Les
professionnels du secteur du bâtiment et des travaux publics sont
actuellement interpellés à plus d’un titre à s’impliquer davantage dans la
formation. Grands projets exigent, les entrepreneurs tunisiens sont appelés
plus que jamais à actualiser leurs méthodes de travail et d’intégrer les
nouveaux métiers dans le cursus de leur chantier.
Ce qui n’est pas toujours facile, nous a affirmé M. Chokri Driss,
président de la Fédération nationale des entrepreneurs en BTP, lors du
séminaire organisé, le 12 décembre 2008, par l’UTICA et l’ambassade de
France sur l’optimisation de la formation dans les métiers du bâtiment, des
travaux publics et du second œuvre. La formation «n’occupe pas forcément
une place prioritaire dans leurs soucis quotidiens et dans leurs stratégies
de développement (….) considérant, très souvent, que la formation est la
vocation exclusive des institutions d’éducation», a-t-il indiqué.
Notons que les entreprises opérant dans le secteur organisé sont au
nombre de 2.000, alors que celles dans le secteur informel dépassent les
15.000. Le tissu industriel du secteur est essentiellement composé de PME
familiales. Seules une cinquantaine d’entreprises ont une taille plus
grande. A l’international, elles sont 20 entreprises à opérer en Libye, en
Algérie et dans certains pays africains.
Secteur encore traditionaliste
Le secteur a connu quelques difficultés durant ces dernières années qui
ont considérablement affaibli ses performances bien qu’il soit classé en
4ème place dans l’économie nationale, contribuant à hauteur de 7% au PIB. M.
Driss nous cite des textes réglementaires contraignants pour l’exercice du
métier, des textes régissant les marchés publics favorisant une concurrence
très agressive entre des opérateurs n’ayant pas le même niveau de
qualification mais aussi les retards de paiement des marchés publics et les
retenues fiscales avec des crédits d’impôt. Pour sauver le secteur, une
série de mesures a été promulguée en juillet 2008 pour pallier à ce que M.
Driss a qualifié d’un cumul d’handicaps.
Sur le plan technique, la dimension encore fortement traditionaliste du
secteur de la construction et du bâtiment inquiète les professionnels. «La
construction est encore dominée par la brique et l’enduit avec une forte
proportion de main d’œuvre, des matériaux de construction dominés par le
carrelage en granito, des marbres et des revêtement muraux surtout en
faïence ou grès, des façades en peinture ; et depuis quelques années des
façades vitrées dans le grand Tunis et quelques grandes villes tunisiennes»,
a insisté M. Driss.
La formation salvatrice…
Un état des lieux qui ne prépare nullement les entrepreneurs tunisiens à
prendre part aux grands projets puisque ceux-ci exigent un nouveau
savoir-faire et de nouveaux matériaux. Les professionnels misent sur la
coopération avec les partenaires étrangers -actuellement la France et
l’Italie- pour effectuer un saut technologique qui les préparera à répondre
aux défis des grands projets. D’ailleurs, le président de la Fédération
Nationale des Entrepreneurs en BTP nous l’a indiqué : «Lorsque nous avons
rencontré les investisseurs émiratis, la première question qu’ils nous ont
posée était sur le potentiel de nos ressources humaines».

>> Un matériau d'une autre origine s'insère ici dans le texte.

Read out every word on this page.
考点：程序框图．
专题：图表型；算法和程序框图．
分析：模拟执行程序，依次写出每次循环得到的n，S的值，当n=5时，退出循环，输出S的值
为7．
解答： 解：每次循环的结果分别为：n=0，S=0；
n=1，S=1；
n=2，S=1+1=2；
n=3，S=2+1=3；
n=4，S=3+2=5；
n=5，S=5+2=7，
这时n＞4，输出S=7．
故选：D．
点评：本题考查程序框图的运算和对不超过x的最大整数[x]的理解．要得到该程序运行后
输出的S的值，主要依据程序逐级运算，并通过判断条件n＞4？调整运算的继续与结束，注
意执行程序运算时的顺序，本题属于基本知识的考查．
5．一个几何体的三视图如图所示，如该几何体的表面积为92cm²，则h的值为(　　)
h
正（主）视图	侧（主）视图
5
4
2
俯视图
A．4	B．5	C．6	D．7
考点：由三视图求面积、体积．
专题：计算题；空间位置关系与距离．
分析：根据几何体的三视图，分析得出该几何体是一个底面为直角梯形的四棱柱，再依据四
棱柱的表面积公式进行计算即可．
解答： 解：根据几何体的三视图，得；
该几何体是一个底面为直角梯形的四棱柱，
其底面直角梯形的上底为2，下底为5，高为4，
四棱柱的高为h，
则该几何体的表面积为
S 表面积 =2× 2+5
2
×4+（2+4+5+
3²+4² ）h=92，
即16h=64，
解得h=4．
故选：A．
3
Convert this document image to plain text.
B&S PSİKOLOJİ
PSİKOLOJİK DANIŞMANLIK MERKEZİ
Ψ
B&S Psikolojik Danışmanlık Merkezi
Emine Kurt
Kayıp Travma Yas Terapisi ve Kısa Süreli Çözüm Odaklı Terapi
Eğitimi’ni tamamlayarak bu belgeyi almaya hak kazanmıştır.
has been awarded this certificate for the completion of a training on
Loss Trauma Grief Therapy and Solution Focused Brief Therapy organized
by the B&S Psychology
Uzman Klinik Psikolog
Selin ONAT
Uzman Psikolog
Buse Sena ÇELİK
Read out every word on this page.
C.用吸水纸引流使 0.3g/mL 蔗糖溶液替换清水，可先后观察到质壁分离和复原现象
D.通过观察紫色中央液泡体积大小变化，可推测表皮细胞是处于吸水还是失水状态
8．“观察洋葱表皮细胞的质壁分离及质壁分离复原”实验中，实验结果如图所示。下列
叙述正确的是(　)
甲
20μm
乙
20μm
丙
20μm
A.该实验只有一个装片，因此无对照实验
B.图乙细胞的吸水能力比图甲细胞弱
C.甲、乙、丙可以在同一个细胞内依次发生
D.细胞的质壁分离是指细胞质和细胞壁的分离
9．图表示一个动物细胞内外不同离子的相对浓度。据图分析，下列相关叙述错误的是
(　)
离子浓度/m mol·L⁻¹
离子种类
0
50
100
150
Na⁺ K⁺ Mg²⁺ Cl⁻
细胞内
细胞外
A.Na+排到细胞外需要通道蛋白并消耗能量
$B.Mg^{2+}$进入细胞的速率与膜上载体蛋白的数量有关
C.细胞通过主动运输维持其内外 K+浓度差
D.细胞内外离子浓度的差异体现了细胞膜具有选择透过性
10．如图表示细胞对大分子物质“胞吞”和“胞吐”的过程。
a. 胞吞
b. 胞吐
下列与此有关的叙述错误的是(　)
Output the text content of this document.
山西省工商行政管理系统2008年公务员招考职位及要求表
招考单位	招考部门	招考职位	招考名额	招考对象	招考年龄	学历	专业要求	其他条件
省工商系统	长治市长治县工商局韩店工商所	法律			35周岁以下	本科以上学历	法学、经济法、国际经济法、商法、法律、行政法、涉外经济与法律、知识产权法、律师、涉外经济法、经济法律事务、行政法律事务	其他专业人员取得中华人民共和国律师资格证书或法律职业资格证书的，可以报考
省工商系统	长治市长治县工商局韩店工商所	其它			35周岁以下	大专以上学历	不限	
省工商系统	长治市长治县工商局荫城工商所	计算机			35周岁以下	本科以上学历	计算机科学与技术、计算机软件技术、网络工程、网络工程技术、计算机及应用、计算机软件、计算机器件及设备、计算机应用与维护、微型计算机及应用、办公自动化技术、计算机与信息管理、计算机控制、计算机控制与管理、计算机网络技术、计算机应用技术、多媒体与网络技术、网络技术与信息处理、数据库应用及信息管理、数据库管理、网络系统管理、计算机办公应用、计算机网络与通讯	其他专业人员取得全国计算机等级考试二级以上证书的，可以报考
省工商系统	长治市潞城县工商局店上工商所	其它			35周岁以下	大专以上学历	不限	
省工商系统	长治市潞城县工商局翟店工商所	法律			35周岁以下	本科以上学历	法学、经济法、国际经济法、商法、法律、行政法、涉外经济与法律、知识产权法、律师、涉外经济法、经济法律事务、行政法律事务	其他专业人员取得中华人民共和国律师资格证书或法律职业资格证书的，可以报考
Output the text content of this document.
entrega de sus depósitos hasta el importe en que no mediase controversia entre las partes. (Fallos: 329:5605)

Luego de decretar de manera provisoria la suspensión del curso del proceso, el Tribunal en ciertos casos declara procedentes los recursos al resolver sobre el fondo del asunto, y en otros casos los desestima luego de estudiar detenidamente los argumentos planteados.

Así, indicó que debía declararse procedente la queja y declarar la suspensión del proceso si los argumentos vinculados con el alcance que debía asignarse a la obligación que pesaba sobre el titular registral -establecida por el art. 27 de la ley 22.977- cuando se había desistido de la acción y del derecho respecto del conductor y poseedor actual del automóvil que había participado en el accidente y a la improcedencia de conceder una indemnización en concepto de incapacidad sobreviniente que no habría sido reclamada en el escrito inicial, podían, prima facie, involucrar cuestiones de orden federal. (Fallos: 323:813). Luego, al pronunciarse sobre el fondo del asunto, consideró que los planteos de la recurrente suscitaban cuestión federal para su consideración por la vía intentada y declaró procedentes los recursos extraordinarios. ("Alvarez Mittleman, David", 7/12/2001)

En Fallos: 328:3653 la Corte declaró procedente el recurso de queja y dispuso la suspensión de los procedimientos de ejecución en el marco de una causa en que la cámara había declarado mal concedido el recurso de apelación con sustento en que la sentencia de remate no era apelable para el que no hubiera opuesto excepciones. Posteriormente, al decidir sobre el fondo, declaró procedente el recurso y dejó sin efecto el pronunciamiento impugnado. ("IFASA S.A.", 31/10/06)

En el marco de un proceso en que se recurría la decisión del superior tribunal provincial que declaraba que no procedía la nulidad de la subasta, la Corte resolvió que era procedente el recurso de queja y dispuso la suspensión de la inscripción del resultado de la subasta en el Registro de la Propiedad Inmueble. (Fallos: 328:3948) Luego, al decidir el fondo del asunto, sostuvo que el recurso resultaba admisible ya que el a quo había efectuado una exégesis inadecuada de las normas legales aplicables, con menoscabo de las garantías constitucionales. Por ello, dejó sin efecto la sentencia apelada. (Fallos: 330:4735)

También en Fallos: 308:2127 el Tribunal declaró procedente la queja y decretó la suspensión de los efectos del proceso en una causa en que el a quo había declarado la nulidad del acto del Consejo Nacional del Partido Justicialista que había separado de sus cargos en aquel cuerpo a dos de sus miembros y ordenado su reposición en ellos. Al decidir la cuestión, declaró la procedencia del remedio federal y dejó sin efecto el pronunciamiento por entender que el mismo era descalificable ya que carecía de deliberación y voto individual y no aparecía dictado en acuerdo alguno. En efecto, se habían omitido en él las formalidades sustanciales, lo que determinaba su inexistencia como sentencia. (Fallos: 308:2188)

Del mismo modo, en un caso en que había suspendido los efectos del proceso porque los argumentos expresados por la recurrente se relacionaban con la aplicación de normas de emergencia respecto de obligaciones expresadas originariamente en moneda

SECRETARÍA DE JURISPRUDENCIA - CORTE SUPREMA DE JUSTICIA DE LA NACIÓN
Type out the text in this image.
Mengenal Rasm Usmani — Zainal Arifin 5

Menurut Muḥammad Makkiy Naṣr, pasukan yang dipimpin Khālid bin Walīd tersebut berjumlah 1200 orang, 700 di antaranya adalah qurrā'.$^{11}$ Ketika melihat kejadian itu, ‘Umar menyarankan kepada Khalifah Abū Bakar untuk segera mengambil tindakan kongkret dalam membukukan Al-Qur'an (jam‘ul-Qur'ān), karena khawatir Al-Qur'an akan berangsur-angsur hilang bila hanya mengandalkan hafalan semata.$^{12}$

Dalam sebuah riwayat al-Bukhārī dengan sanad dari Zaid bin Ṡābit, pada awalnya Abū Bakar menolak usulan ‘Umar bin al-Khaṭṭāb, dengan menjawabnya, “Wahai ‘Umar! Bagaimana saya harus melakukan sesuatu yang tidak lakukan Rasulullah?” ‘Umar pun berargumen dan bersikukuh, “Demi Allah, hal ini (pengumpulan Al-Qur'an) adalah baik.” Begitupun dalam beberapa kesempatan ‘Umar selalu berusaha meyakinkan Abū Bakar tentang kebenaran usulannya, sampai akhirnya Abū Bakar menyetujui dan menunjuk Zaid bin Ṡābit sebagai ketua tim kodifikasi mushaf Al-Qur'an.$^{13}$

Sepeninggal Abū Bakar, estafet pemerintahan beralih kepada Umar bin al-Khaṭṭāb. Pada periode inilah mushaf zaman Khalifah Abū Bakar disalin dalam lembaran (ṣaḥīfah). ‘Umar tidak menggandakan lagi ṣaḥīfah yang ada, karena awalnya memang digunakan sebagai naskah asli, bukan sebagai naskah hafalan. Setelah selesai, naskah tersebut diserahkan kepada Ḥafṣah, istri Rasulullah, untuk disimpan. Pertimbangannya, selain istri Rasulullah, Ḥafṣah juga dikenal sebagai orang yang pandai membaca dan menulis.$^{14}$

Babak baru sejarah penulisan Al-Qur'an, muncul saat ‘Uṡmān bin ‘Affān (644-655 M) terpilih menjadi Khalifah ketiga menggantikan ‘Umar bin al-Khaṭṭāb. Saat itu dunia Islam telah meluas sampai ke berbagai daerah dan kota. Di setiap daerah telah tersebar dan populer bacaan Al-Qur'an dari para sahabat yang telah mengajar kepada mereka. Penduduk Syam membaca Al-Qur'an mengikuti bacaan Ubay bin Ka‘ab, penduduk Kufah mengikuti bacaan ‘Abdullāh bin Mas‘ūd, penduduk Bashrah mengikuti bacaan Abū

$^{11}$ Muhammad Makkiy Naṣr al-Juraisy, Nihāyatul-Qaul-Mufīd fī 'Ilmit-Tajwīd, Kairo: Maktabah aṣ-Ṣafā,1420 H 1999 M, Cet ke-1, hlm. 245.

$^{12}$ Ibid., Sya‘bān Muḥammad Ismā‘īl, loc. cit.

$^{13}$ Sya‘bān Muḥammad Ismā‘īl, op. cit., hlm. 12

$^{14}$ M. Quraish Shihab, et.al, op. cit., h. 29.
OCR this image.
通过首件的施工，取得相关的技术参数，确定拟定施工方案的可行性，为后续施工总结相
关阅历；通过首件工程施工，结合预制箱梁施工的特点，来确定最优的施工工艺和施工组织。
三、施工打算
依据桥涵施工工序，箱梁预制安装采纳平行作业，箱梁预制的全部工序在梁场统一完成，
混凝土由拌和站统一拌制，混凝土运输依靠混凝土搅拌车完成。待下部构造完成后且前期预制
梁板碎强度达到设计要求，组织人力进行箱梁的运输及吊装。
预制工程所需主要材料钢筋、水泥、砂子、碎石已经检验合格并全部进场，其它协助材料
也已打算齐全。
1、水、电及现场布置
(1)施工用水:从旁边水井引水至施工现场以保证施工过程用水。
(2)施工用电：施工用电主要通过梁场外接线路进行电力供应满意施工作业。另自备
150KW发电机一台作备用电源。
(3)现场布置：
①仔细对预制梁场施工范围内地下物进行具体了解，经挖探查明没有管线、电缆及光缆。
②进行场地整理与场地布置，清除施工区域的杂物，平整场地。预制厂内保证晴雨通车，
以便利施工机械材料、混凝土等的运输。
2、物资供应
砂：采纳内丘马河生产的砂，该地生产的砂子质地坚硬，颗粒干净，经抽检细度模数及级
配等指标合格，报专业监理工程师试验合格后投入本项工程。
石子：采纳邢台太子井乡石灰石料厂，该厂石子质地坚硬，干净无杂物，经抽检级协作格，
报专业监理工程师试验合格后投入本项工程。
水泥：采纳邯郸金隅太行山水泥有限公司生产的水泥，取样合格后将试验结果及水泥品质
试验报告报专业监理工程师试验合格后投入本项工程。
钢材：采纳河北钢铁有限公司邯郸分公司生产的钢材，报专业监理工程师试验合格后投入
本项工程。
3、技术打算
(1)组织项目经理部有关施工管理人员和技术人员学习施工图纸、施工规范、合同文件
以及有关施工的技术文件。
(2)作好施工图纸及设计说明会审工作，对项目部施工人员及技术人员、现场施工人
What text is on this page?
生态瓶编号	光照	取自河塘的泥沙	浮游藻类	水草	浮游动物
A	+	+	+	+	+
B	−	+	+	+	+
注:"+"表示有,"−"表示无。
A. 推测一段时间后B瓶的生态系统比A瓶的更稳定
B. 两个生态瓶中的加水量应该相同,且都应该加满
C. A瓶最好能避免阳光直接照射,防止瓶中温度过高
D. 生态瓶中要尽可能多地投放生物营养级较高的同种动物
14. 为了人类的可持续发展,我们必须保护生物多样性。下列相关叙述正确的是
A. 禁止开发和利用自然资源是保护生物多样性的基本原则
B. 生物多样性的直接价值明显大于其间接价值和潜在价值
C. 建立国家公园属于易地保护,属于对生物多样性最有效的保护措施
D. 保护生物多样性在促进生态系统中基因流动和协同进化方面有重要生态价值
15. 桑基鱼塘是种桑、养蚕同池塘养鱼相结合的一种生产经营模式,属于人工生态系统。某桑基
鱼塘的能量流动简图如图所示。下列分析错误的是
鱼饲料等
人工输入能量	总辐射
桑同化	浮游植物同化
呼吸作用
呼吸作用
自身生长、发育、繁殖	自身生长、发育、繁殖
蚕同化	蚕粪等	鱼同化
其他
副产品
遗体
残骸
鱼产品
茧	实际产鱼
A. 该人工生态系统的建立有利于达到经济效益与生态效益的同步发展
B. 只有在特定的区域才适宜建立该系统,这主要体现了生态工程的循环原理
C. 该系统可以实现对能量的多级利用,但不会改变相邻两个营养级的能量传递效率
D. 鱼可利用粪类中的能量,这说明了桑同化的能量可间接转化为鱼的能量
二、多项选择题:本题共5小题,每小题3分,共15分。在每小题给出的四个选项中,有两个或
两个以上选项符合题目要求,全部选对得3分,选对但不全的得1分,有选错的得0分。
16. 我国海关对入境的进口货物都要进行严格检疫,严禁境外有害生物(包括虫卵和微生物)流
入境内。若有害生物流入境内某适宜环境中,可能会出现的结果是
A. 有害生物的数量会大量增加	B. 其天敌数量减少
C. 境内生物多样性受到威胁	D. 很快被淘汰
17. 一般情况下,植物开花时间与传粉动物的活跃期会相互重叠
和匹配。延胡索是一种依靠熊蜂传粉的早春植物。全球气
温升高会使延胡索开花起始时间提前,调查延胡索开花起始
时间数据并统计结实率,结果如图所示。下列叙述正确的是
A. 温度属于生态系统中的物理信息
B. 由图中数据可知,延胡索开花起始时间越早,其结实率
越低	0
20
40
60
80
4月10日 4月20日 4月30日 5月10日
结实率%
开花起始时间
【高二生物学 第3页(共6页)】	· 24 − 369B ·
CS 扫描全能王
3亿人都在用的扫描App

L’investissement dans la formation professionnelle serait-il donc le
salut pour le secteur BTP ? Il est en tout cas l’une des solutions qu’il
faudrait entreprendre. M. Driss prend garde : «Nous ne voudrons pas que les
grands projets soient pris par les entreprises étrangères, et
particulièrement asiatiques auxquelles nous ne pouvons pas faire face, une
fois entrées sur le marché».
En attendant, devrons-nous indiquer qu’une liste des nouveaux métiers est
en train d’être finalisé par le ministère de l’Education et de la Formation
en collaboration avec les professionnels du secteur. On mise également sur
la formation par alternance qui engage les entrepreneurs dans la formation.
Mais si les grands projets ont constitué une locomotive pour cette
dynamique, M. Driss insiste sur le fait qu’il ne faut pas en faire le seul
défi pour le secteur. «Nous ne devons pas toujours se concentrer sur les
grands projets, la formation est un investissement durable dans les
ressources humaines qu’il faut rentabiliser», a-t-il réitéré.